The evolution theory is a contradiction to the teaching of the church and her Tradition, and the Holy Fathers weren't against science but they did not accept anything contrary to Holy Scripture or the Tradition of the Church. ( they were not afraid of being contrary to the science of their time !)
That, however, is not the issue today. The question many here ask is, "How would the Fathers respond to the science of today
, since this is, in so many ways, different from the science of their day?"
St. Basil the great:
We are proposing to examine the structure of the world and to contemplate the whole universe, not from the wisdom of the world, but from what God taught His servants when he spoke to him in person and without riddles.
Very well and good, but what have you to say of this quote from St. Paul's Epistle to the Romans
? "Ever since the creation of the world His invisible nature, namely, His eternal power and deity, has been clearly perceived in the things that have been made.
" (Romans 1:20) Cannot the scientific study of creation be another means to knowing the nature of God?
(there are many others)
Merely saying this with the intent of making your argument sound strong doesn't convince us of anything.
"Whoever says Adam, the first man, was created mortal, so that, whether he sinned or not, he would have died a bodily death, that is he would have departed from the body, not as a punishment for sin but by necessity of his nature: let him be anathema" (Council of Carthage, 418).
Evolutionary theory properly understood, in that it cannot touch upon the supernatural works of a supernatural God, doesn't prohibit God from creating an immortal being via the process of evolution.
Instead of looking from an orthodox point of view on the whole evolution question, people here are looking from a secular "scientific" point of view on Genesis.
I guess science, like anything truly sacred, can be made secular, but, to my understanding, the pioneers of the modern scientific method were largely Christians who sought to know God better through a study of nature and its workings. Therefore, you cannot call science a secular pursuit in and of itself.
Our "teachers" are the Holy Fathers of old and of course also the modern, and not some atheists, occultists and pseudo scientists.
Not all scientists are atheists, occultists, or quacks.
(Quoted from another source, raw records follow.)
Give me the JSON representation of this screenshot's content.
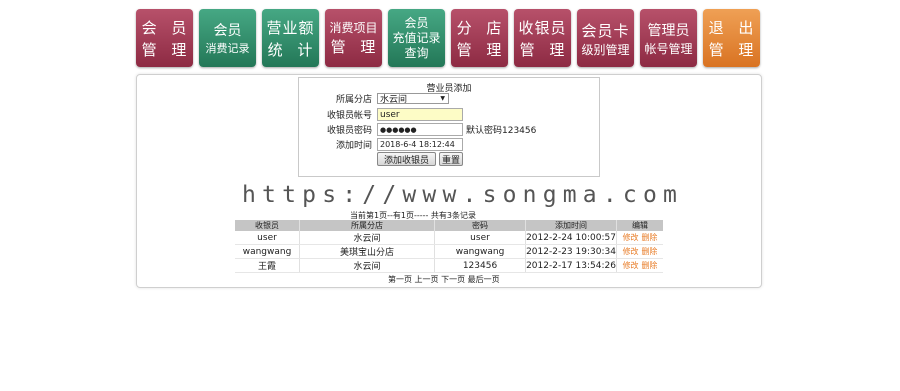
{
  "nav": [
    {
      "line1": "会 员",
      "line2": "管 理",
      "style1": "big",
      "style2": "big",
      "color": "red"
    },
    {
      "line1": "会员",
      "line2": "消费记录",
      "style1": "mid",
      "style2": "sm",
      "color": "green"
    },
    {
      "line1": "营业额",
      "line2": "统 计",
      "style1": "big",
      "style2": "big",
      "color": "green"
    },
    {
      "line1": "消费项目",
      "line2": "管 理",
      "style1": "sm",
      "style2": "big",
      "color": "red"
    },
    {
      "line1": "会员",
      "line2": "充值记录",
      "line3": "查询",
      "color": "green"
    },
    {
      "line1": "分 店",
      "line2": "管 理",
      "style1": "big",
      "style2": "big",
      "color": "red"
    },
    {
      "line1": "收银员",
      "line2": "管 理",
      "style1": "big",
      "style2": "big",
      "color": "red"
    },
    {
      "line1": "会员卡",
      "line2": "级别管理",
      "style1": "big",
      "style2": "sm",
      "color": "red"
    },
    {
      "line1": "管理员",
      "line2": "帐号管理",
      "style1": "mid",
      "style2": "sm",
      "color": "red"
    },
    {
      "line1": "退 出",
      "line2": "管 理",
      "style1": "big",
      "style2": "big",
      "color": "orange"
    }
  ],
  "form": {
    "title": "营业员添加",
    "branch_label": "所属分店",
    "branch_value": "水云间",
    "account_label": "收银员帐号",
    "account_value": "user",
    "password_label": "收银员密码",
    "password_value": "●●●●●●",
    "password_hint": "默认密码123456",
    "time_label": "添加时间",
    "time_value": "2018-6-4 18:12:44",
    "add_button": "添加收银员",
    "reset_button": "重置"
  },
  "watermark": "https://www.songma.com",
  "pager_top": "当前第1页--有1页----- 共有3条记录",
  "table": {
    "headers": [
      "收银员",
      "所属分店",
      "密码",
      "添加时间",
      "编辑"
    ],
    "rows": [
      {
        "name": "user",
        "branch": "水云间",
        "password": "user",
        "time": "2012-2-24 10:00:57",
        "edit": "修改",
        "delete": "删除"
      },
      {
        "name": "wangwang",
        "branch": "美琪宝山分店",
        "password": "wangwang",
        "time": "2012-2-23 19:30:34",
        "edit": "修改",
        "delete": "删除"
      },
      {
        "name": "王霞",
        "branch": "水云间",
        "password": "123456",
        "time": "2012-2-17 13:54:26",
        "edit": "修改",
        "delete": "删除"
      }
    ]
  },
  "pager_bottom": "第一页 上一页 下一页 最后一页",
  "colors": {
    "tile_red": "#9c3450",
    "tile_green": "#2f8a66",
    "tile_orange": "#e4852c",
    "input_yellow": "#fdfcc6",
    "link_orange": "#e87b25"
  }
}
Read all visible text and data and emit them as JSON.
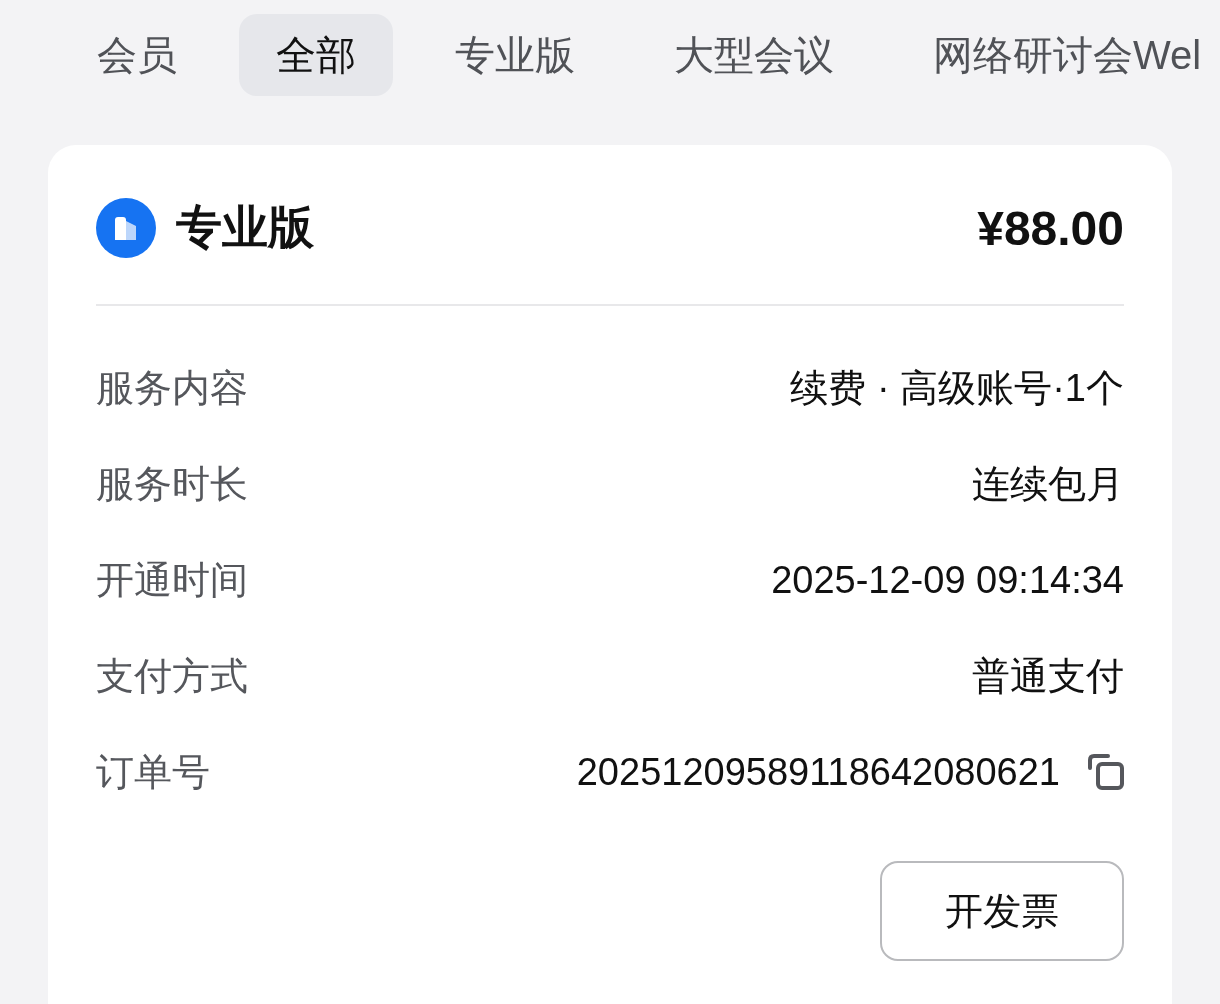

Would you level such a charge against our own poster and resident professor of biology, Heorhij
When you accept the theory of evolution ( or every part of ) you can not accept the teaching of the church and the Holy Fathers ( even when you interprete Genesis allegorical).
Biological Evolutionism by Constantine Cavarnos ( includes a critique of the great St. Nectarios of Pentapolis)
Darwin on Trial by Philipp E Johnson, this book was called the book that makes Evolution "furious".
Scientific Creationism by Henry M Morris
Shattering the Myths of Darwinism by Richard Milton ( molecular biologist) he also calls into question the myths of radiometric dating.
Evolution; A Theory in Crisis by Michael Denton
Not by chance ! Shattering the Modern Theory of Evolution by Dr. Lee Spencer an israeli biophysicist.
......and many others...I know some from the University of Paris.....
The fact that many scientists don't accept evolutionary theory, again, does not invalidate the theory altogether. The disagreement just goes to prove that evolution is indeed a theory and not established fact. (Heck, we have scientists who disagree with Einstein's theories of relativity, but that doesn't cast his theories into disrepute.) Like you, even though I accept evolution as a plausible theory, I recognize evolution as merely a theory, and I bristle when I hear it proclaimed as proven, irrefutable fact. There are certain aspects of the theory of evolution that I find hard to accept personally, and even for religious reasons, but I certainly don't see creationism or intelligent design theory as valid substitutes--creationism was born out of Protestant Fundamentalist fear-mongering, and intelligent design is really a quasi-religious philosophy that cannot be verified or falsified by the scientific method.